Thrtysxtrllnmnfstns focuses on the space between and beyond the instrument and the amplifier. The effect is a sullen landscape in which carefully articulated clouds threaten to drown out gently wrought back porch melodies. On the first track, a single guitar tone corrals a smattering of feedback and scraping loops for upwards of 10 minutes. The tone flutters and fragments, the earth sputters and creaks, the roof whines and the walls heave — but peacefully. Eventually, the outside and the inside are conjoined; a final tone emerges from a muddy pool of static as if to sanctify the proceedings retrospectively, then walks out and shuts the door.

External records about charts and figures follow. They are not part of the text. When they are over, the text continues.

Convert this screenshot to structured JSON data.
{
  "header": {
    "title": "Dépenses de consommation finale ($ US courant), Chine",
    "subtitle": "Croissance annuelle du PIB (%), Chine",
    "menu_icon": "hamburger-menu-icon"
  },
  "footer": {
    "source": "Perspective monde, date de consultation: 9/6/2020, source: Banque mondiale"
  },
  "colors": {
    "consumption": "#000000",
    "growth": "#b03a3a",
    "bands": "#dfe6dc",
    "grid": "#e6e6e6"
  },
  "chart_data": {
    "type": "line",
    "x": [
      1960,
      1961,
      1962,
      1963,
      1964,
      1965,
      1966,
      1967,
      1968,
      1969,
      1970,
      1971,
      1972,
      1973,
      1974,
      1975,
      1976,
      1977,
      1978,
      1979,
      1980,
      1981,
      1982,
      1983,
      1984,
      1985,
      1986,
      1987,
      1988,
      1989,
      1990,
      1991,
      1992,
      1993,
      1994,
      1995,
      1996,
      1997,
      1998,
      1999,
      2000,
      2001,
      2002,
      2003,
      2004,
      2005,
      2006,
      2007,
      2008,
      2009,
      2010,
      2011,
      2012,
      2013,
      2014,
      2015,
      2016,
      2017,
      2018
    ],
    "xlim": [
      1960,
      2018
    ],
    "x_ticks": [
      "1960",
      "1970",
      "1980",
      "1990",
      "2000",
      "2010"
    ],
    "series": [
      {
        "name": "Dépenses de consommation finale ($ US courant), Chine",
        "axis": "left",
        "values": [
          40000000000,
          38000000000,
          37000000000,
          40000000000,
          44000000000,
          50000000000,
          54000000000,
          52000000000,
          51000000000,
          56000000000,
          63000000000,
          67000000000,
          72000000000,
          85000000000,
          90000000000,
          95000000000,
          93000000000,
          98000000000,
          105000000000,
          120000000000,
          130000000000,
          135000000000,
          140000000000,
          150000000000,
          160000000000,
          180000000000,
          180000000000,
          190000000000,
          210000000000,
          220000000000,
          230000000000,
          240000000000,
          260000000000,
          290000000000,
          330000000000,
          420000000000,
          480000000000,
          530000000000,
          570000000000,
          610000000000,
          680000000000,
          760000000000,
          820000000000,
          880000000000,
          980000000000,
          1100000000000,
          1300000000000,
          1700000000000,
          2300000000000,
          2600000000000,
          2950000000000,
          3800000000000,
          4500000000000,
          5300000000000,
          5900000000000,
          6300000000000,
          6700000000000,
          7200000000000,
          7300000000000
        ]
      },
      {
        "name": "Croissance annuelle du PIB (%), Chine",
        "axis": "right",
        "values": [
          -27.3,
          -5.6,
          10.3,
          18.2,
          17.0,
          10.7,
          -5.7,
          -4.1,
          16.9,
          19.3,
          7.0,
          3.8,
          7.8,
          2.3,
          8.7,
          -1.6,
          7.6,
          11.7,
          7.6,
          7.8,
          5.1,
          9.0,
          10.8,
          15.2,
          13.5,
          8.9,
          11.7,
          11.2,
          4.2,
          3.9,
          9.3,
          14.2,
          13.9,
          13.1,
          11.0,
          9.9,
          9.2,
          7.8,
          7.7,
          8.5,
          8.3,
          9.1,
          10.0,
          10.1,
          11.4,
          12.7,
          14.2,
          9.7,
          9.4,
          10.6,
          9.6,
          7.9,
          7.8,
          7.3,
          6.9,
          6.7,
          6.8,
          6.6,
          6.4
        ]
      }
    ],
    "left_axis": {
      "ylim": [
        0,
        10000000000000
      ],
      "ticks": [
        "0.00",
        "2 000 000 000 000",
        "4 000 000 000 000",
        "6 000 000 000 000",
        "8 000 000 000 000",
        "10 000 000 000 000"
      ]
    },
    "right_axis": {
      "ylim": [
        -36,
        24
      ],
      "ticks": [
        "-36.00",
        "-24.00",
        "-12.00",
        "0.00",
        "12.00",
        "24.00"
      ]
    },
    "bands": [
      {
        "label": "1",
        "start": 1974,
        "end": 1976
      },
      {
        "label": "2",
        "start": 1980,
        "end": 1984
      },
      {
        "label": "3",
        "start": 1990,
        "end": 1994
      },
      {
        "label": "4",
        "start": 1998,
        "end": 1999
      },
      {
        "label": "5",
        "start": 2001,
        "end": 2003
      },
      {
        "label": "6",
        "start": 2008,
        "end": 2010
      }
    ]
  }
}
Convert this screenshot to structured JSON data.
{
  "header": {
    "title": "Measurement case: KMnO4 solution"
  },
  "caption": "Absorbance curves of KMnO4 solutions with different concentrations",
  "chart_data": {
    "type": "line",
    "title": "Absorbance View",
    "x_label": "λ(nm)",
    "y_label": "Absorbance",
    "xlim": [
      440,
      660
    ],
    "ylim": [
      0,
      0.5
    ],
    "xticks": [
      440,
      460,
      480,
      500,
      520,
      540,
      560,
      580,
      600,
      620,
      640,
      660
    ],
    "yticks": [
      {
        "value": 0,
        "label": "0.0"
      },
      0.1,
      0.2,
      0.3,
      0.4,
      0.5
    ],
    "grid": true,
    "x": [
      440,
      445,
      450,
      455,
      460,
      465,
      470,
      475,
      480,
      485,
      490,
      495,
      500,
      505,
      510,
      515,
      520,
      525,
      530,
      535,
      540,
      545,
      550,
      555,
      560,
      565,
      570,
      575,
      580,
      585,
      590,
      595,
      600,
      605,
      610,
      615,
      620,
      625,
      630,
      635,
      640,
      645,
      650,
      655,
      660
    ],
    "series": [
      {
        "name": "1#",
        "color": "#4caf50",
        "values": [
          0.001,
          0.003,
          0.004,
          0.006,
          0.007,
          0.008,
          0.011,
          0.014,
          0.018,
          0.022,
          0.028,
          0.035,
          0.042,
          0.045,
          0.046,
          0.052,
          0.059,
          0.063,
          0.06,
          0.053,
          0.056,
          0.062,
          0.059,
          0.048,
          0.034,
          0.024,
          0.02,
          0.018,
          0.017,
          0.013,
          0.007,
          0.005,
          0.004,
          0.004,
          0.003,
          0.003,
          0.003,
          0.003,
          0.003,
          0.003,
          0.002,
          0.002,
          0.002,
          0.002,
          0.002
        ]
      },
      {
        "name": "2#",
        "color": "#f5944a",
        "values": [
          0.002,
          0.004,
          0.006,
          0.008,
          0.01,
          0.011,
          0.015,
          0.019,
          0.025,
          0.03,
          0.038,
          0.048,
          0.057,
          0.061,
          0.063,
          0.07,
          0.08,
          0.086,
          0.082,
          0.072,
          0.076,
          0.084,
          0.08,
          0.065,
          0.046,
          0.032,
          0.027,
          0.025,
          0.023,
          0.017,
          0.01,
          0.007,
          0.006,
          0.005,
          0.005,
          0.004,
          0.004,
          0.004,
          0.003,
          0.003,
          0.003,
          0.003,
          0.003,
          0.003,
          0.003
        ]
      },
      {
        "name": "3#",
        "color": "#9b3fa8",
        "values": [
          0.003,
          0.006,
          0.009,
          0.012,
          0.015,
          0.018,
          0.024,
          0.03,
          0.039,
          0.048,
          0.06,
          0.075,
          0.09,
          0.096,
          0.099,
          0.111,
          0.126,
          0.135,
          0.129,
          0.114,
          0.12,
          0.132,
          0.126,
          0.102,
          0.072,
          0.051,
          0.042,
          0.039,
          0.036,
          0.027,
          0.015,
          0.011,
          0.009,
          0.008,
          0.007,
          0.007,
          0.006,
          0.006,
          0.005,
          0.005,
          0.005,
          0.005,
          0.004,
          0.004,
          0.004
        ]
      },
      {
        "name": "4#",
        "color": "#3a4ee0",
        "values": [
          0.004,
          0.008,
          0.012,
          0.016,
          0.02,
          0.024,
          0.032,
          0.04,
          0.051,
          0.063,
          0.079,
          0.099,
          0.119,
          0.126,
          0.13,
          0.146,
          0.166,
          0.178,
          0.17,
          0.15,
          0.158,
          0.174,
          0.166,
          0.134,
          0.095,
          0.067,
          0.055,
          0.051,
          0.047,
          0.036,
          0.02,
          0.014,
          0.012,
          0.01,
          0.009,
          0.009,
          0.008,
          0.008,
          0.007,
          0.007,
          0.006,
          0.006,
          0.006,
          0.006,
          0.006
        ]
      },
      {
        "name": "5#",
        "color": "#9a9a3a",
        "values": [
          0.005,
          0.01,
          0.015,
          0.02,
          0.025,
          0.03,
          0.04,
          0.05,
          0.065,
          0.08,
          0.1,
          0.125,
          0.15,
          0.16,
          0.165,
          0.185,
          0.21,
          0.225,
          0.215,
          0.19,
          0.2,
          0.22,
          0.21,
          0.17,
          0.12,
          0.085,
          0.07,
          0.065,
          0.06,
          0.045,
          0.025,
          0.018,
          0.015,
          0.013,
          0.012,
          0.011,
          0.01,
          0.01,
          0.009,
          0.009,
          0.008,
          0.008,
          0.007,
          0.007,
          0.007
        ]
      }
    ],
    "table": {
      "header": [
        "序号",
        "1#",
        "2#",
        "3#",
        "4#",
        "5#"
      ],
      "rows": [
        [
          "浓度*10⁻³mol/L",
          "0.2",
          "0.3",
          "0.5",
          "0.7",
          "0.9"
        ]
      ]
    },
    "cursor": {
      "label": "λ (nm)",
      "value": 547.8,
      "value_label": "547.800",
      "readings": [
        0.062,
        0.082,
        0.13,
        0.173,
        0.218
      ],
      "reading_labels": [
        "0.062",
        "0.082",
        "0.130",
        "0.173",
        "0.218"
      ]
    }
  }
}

There is a sheepish virtuosity at work here, more evident in form and arrangement than technical prowess. Mullen has an intimate sense of what he wants these sounds to do, the effects they should have in his hands. Once in a while, that virtuosity pokes a hole through the haze: the second track juxtaposes a couple oddly-timed bits of Takoma-inspired acoustic guitar riffs, and the third showcases an extended banjo improvisation played over droning feedback and clicking signal interruptions. Americana is not just physically contorted but dismembered — limbs lovingly buried in various corners of Thrtysxtrllnmnfstns, a few fingers still moving above the gracefully shoveled piles of dirt.